I’ve worked at Southern Housing for 19 years and for 11 of these years I’ve also been a carer to my 22-year-old daughter. She is both bed and wheelchair bound due to a condition called hypermobility Ehlers Danlos Syndrome (hEDS), a hereditary connective tissue disorder that I also have.
I’ve always been the strong one at home. The one who keeps everything organised, the one who does the chasing and fighting with medical teams for my daughter and so on. I’d never taken a second thought for my own health or wellbeing.
hEDS comes with a number of issues but the main symptoms are joint dislocations and pain. Another issue of the condition is how it affects you during hormone change. I’d always been able to hide my symptoms but when I reached my 50s, my hips, knees and ankles became unstable causing me to have frequent falls or struggle to get out of a chair.

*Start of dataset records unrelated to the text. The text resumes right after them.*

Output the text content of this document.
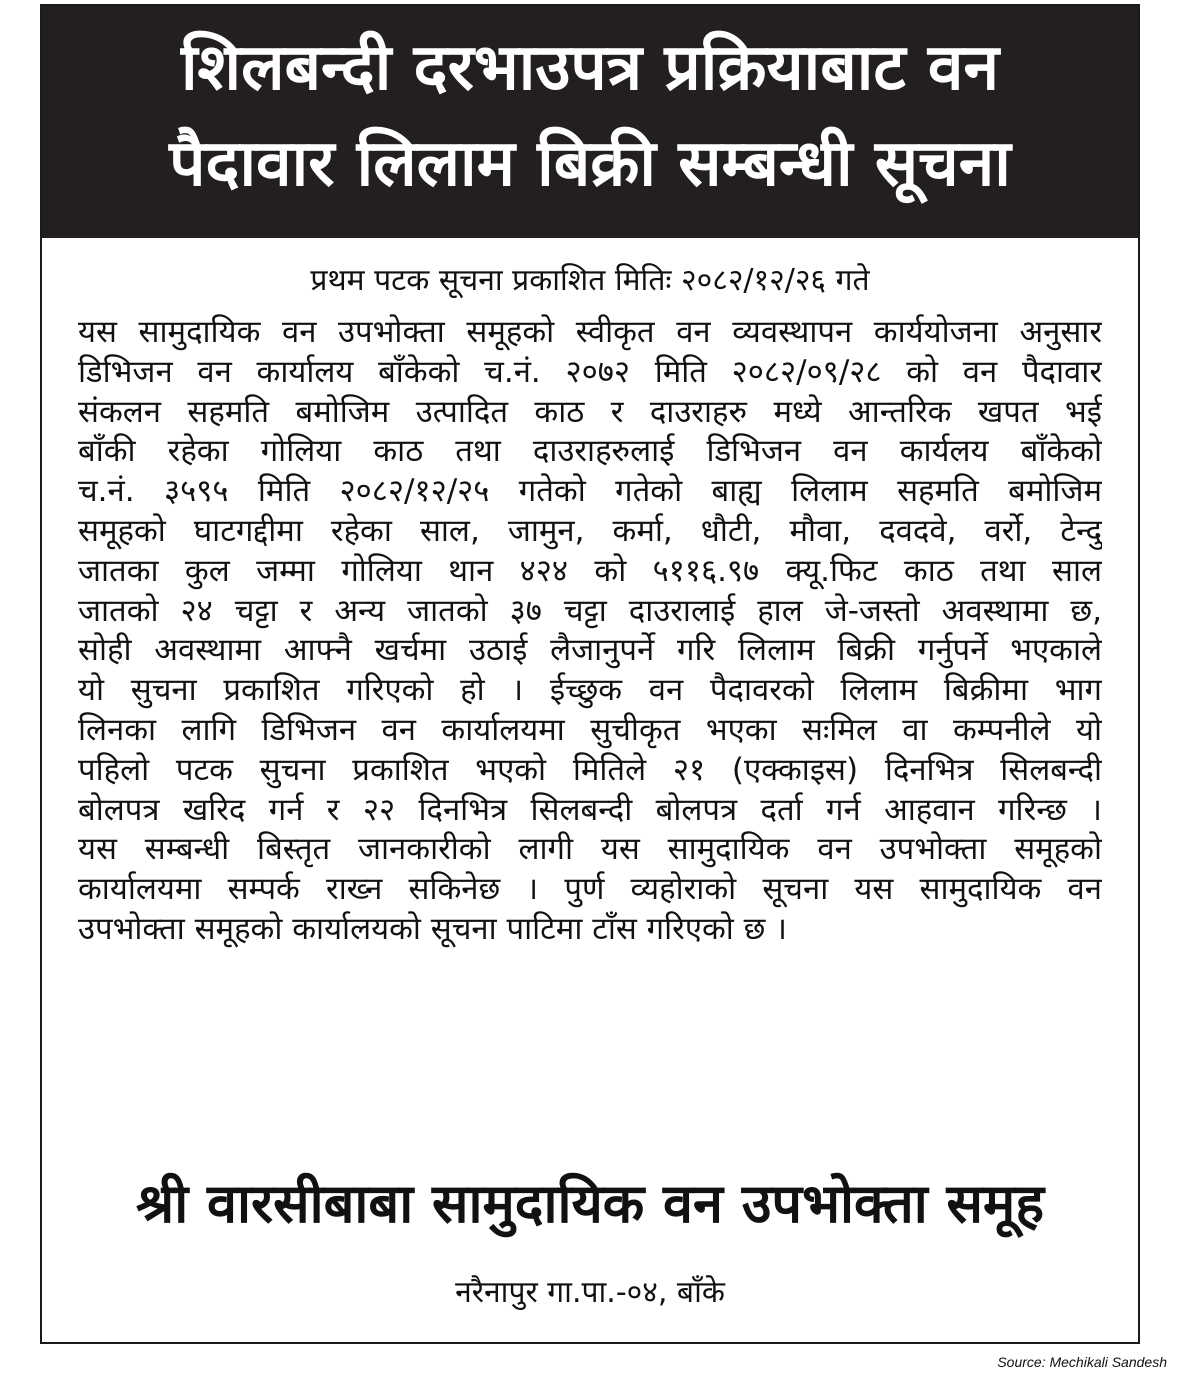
शिलबन्दी दरभाउपत्र प्रक्रियाबाट वन
पैदावार लिलाम बिक्री सम्बन्धी सूचना
प्रथम पटक सूचना प्रकाशित मितिः २०८२/१२/२६ गते
यस सामुदायिक वन उपभोक्ता समूहको स्वीकृत वन व्यवस्थापन कार्ययोजना अनुसार
डिभिजन वन कार्यालय बाँकेको च.नं. २०७२ मिति २०८२/०९/२८ को वन पैदावार
संकलन सहमति बमोजिम उत्पादित काठ र दाउराहरु मध्ये आन्तरिक खपत भई
बाँकी रहेका गोलिया काठ तथा दाउराहरुलाई डिभिजन वन कार्यलय बाँकेको
च.नं. ३५९५ मिति २०८२/१२/२५ गतेको गतेको बाह्य लिलाम सहमति बमोजिम
समूहको घाटगद्दीमा रहेका साल, जामुन, कर्मा, धौटी, मौवा, दवदवे, वर्रो, टेन्दु
जातका कुल जम्मा गोलिया थान ४२४ को ५११६.९७ क्यू.फिट काठ तथा साल
जातको २४ चट्टा र अन्य जातको ३७ चट्टा दाउरालाई हाल जे-जस्तो अवस्थामा छ,
सोही अवस्थामा आफ्नै खर्चमा उठाई लैजानुपर्ने गरि लिलाम बिक्री गर्नुपर्ने भएकाले
यो सुचना प्रकाशित गरिएको हो । ईच्छुक वन पैदावरको लिलाम बिक्रीमा भाग
लिनका लागि डिभिजन वन कार्यालयमा सुचीकृत भएका सःमिल वा कम्पनीले यो
पहिलो पटक सुचना प्रकाशित भएको मितिले २१ (एक्काइस) दिनभित्र सिलबन्दी
बोलपत्र खरिद गर्न र २२ दिनभित्र सिलबन्दी बोलपत्र दर्ता गर्न आहवान गरिन्छ ।
यस सम्बन्धी बिस्तृत जानकारीको लागी यस सामुदायिक वन उपभोक्ता समूहको
कार्यालयमा सम्पर्क राख्न सकिनेछ । पुर्ण व्यहोराको सूचना यस सामुदायिक वन
उपभोक्ता समूहको कार्यालयको सूचना पाटिमा टाँस गरिएको छ ।
श्री वारसीबाबा सामुदायिक वन उपभोक्ता समूह
नरैनापुर गा.पा.-०४, बाँके
Source: Mechikali Sandesh
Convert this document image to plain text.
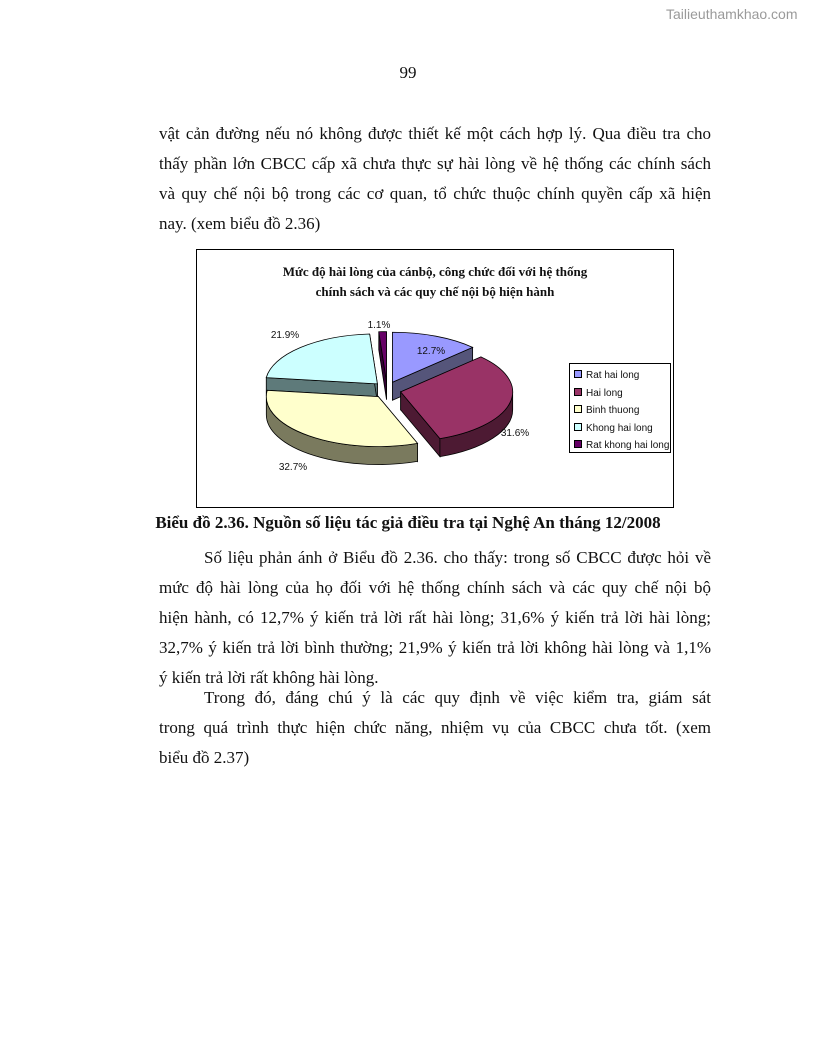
Tailieuthamkhao.com
99
vật cản đường nếu nó không được thiết kế một cách hợp lý. Qua điều tra cho
thấy phần lớn CBCC cấp xã chưa thực sự hài lòng về hệ thống các chính sách
và quy chế nội bộ trong các cơ quan, tổ chức thuộc chính quyền cấp xã hiện
nay. (xem biểu đồ 2.36)
Mức độ hài lòng của cánbộ, công chức đối với hệ thống
chính sách và các quy chế nội bộ hiện hành
12.7%
31.6%
32.7%
21.9%
1.1%
Rat hai long
Hai long
Binh thuong
Khong hai long
Rat khong hai long
Biểu đồ 2.36. Nguồn số liệu tác giả điều tra tại Nghệ An tháng 12/2008
Số liệu phản ánh ở Biểu đồ 2.36. cho thấy: trong số CBCC được hỏi về
mức độ hài lòng của họ đối với hệ thống chính sách và các quy chế nội bộ
hiện hành, có 12,7% ý kiến trả lời rất hài lòng; 31,6% ý kiến trả lời hài lòng;
32,7% ý kiến trả lời bình thường; 21,9% ý kiến trả lời không hài lòng và 1,1%
ý kiến trả lời rất không hài lòng.
Trong đó, đáng chú ý là các quy định về việc kiểm tra, giám sát
trong quá trình thực hiện chức năng, nhiệm vụ của CBCC chưa tốt. (xem
biểu đồ 2.37)
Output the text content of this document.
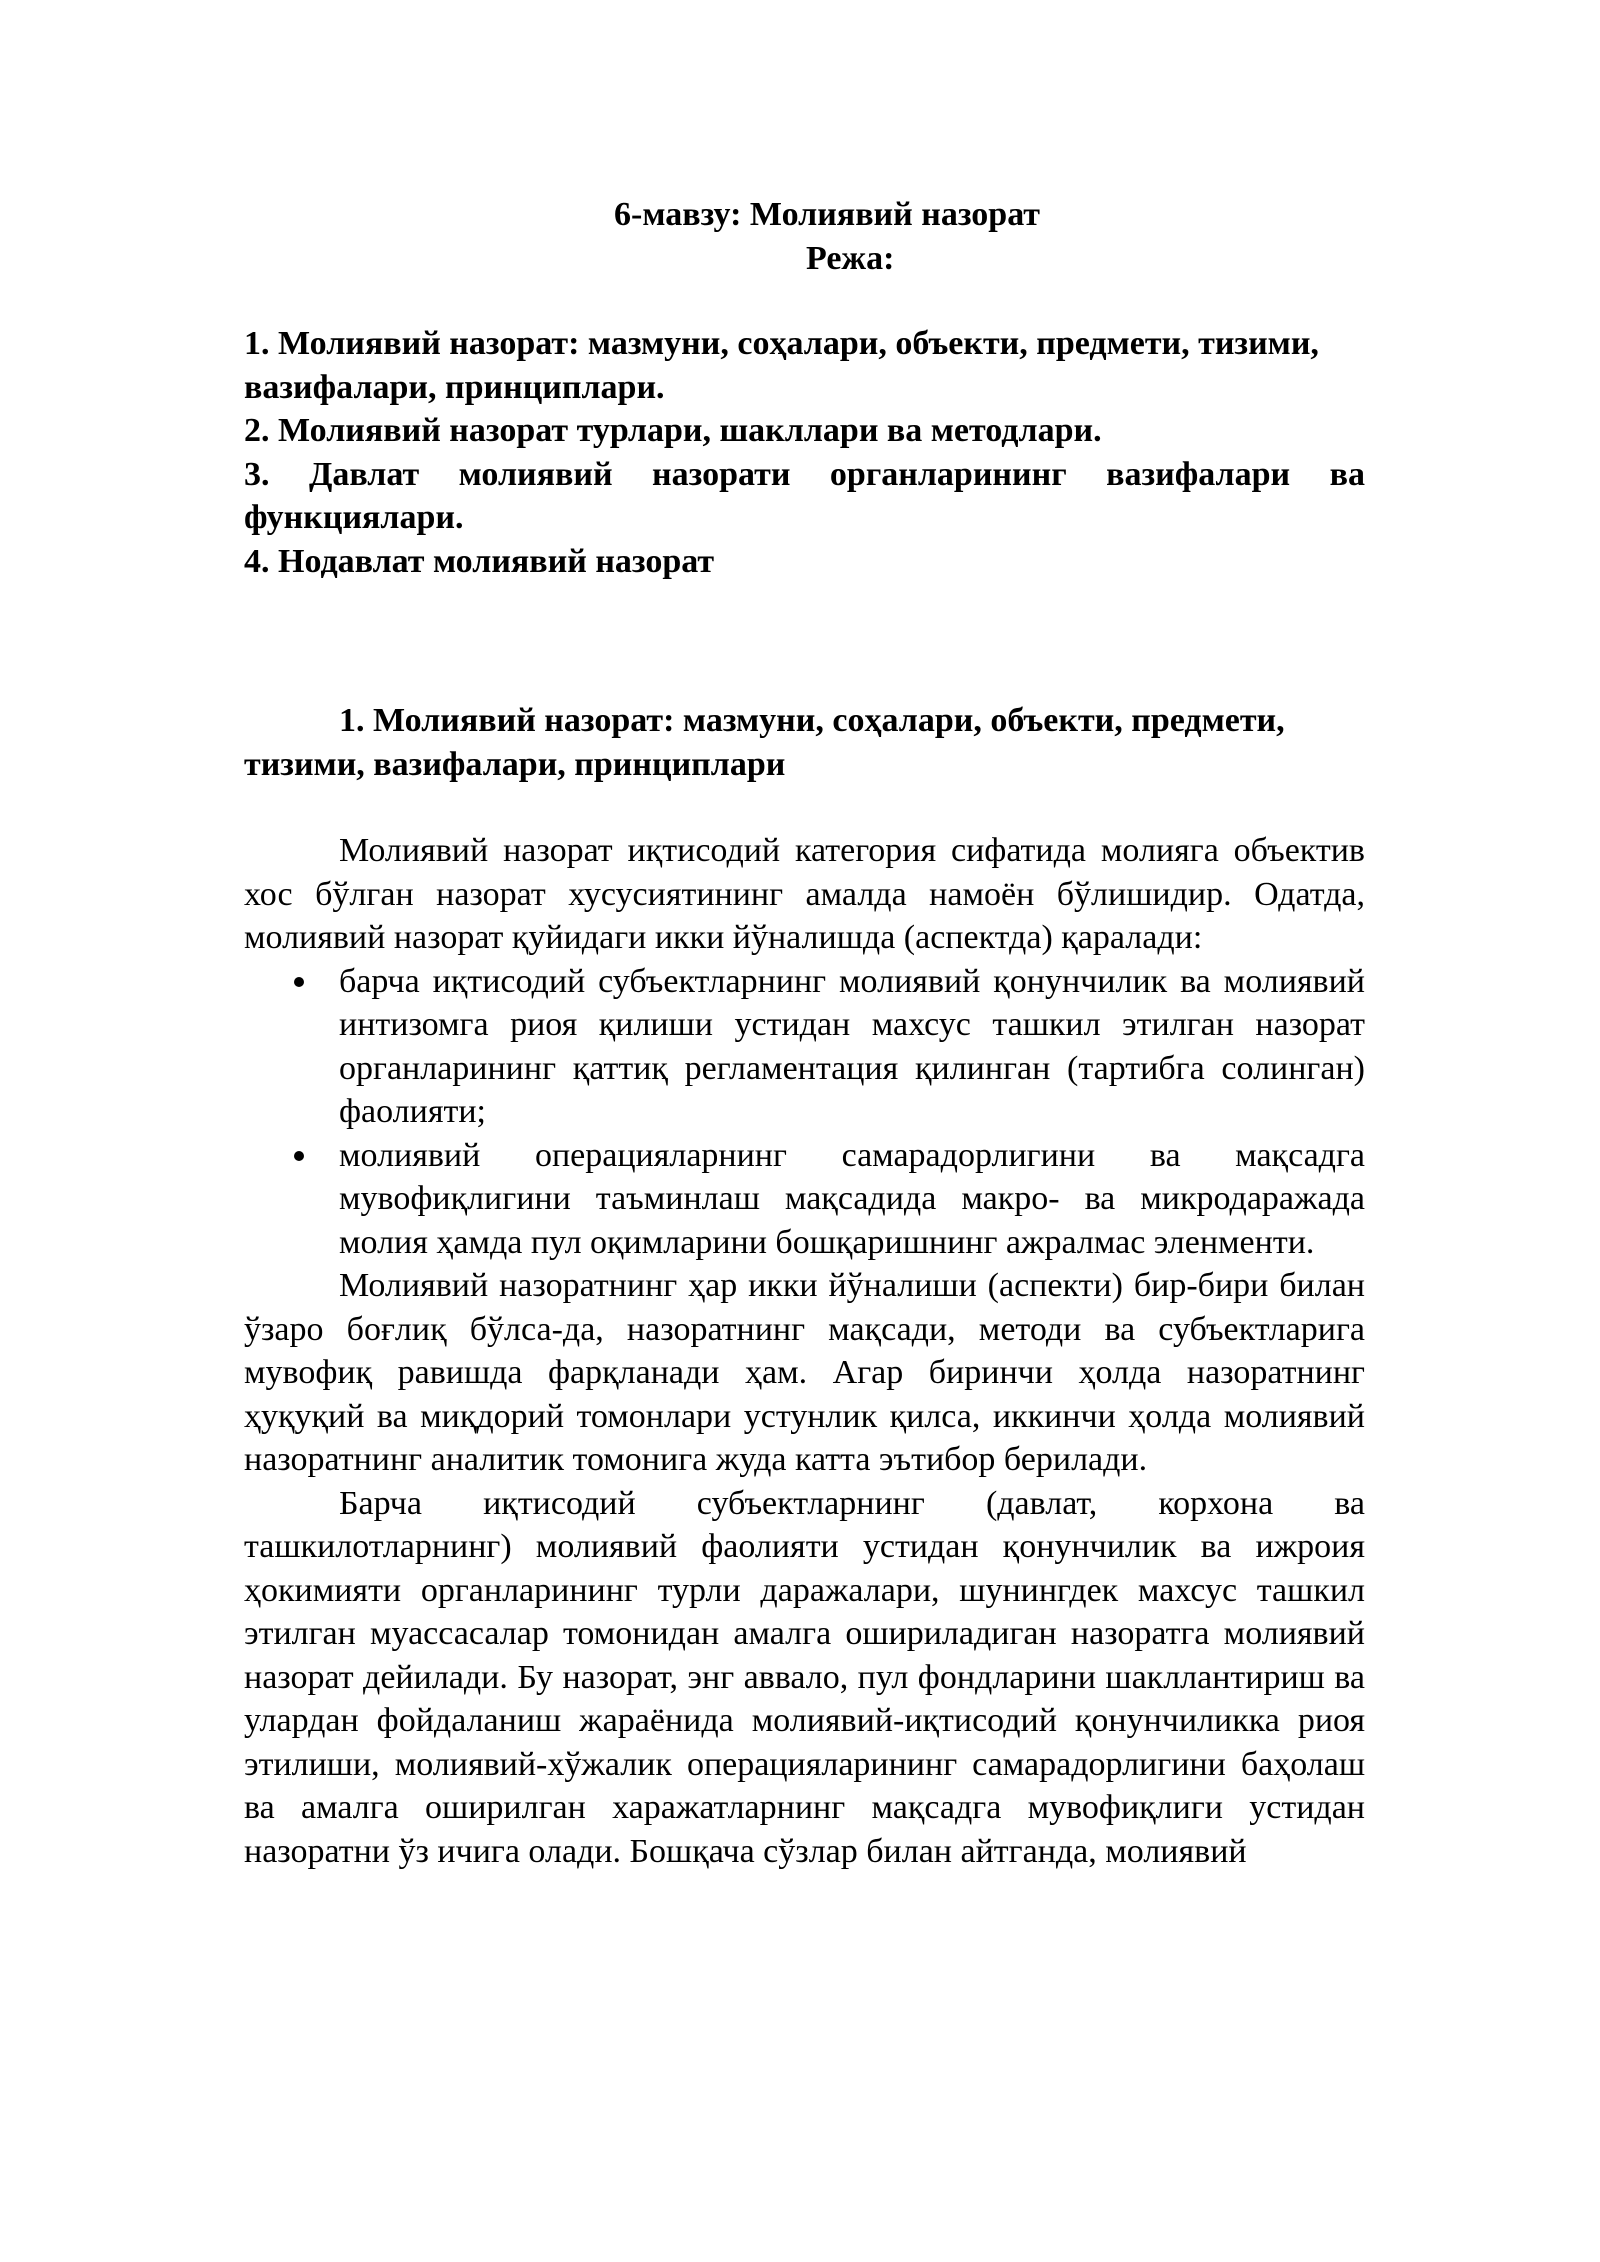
6-мавзу: Молиявий назорат
Режа:
1. Молиявий назорат: мазмуни, соҳалари, объекти, предмети, тизими, вазифалари, принциплари.
2. Молиявий назорат турлари, шакллари ва методлари.
3. Давлат молиявий назорати органларининг вазифалари ва функциялари.
4. Нодавлат молиявий назорат
1. Молиявий назорат: мазмуни, соҳалари, объекти, предмети, тизими, вазифалари, принциплари
Молиявий назорат иқтисодий категория сифатида молияга объектив хос бўлган назорат хусусиятининг амалда намоён бўлишидир. Одатда, молиявий назорат қуйидаги икки йўналишда (аспектда) қаралади:
барча иқтисодий субъектларнинг молиявий қонунчилик ва молиявий интизомга риоя қилиши устидан махсус ташкил этилган назорат органларининг қаттиқ регламентация қилинган (тартибга солинган) фаолияти;
молиявий операцияларнинг самарадорлигини ва мақсадга мувофиқлигини таъминлаш мақсадида макро- ва микродаражада молия ҳамда пул оқимларини бошқаришнинг ажралмас эленменти.
Молиявий назоратнинг ҳар икки йўналиши (аспекти) бир-бири билан ўзаро боғлиқ бўлса-да, назоратнинг мақсади, методи ва субъектларига мувофиқ равишда фарқланади ҳам. Агар биринчи ҳолда назоратнинг ҳуқуқий ва миқдорий томонлари устунлик қилса, иккинчи ҳолда молиявий назоратнинг аналитик томонига жуда катта эътибор берилади.
Барча иқтисодий субъектларнинг (давлат, корхона ва ташкилотларнинг) молиявий фаолияти устидан қонунчилик ва ижроия ҳокимияти органларининг турли даражалари, шунингдек махсус ташкил этилган муассасалар томонидан амалга ошириладиган назоратга молиявий назорат дейилади. Бу назорат, энг аввало, пул фондларини шакллантириш ва улардан фойдаланиш жараёнида молиявий-иқтисодий қонунчиликка риоя этилиши, молиявий-хўжалик операцияларининг самарадорлигини баҳолаш ва амалга оширилган харажатларнинг мақсадга мувофиқлиги устидан назоратни ўз ичига олади. Бошқача сўзлар билан айтганда, молиявий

Declaring you have a disability is hard but starts with admitting it to yourself
The first time I told someone I needed walking aids I burst into tears, but even then, I refused to use them at work. Instead, I would walk close to walls and furniture hoping they’d save me from a fall.
This changed on an unexpectedly long commute one day. On the occasion, several traffic diversions caused my journey to take two hours! As I got out of the car, I couldn’t walk due to the pain and stiffness. I reached back into the car and grabbed my crutches and slowly walked into the office…
I felt so self-conscious as someone held open the door for me. People had held a door open for me before but on this day, I wasn’t just a colleague but a disabled colleague.
Then came the question I had dreaded “what have you done? I hadn’t done anything except drive to work. I had no cast or obvious injury; I was just in pain and unsteady on my feet.
That was 18 months ago now and in the months that followed I learnt so much about me, my team and Southern Housing. The judging, the convincing others I could still do my job and every other situation I imagined didn’t happen. Instead...
I was supported and asked by my colleagues how they could help
I've learnt:
- Having a disability does not affect my ability to work hard and do my job well
- I’m still Debbie, WH Compliance Manager, I’m also now Co-Chair of the Diverse Ability Network Group where members support each other and look to create change to assist everyone to be comfortable in their roles.
- I changed my status on our internal systems to ‘disabled’ – previously I’d always ticked the ‘no disability’ fearing that I’d lose my job
- Having a disability or other medical condition is not the end of a career
- Southern Housing has ways of supporting you to continue your role with a health condition. There is the Reasonable Adjustments policy, H&S Personal Risk Assessment and the Network Groups.
The Diverse Ability Network Group has been amazing. We’ve already looked at parking at our offices, better access to toilets, Fire Evacuation Policies, Access to Work.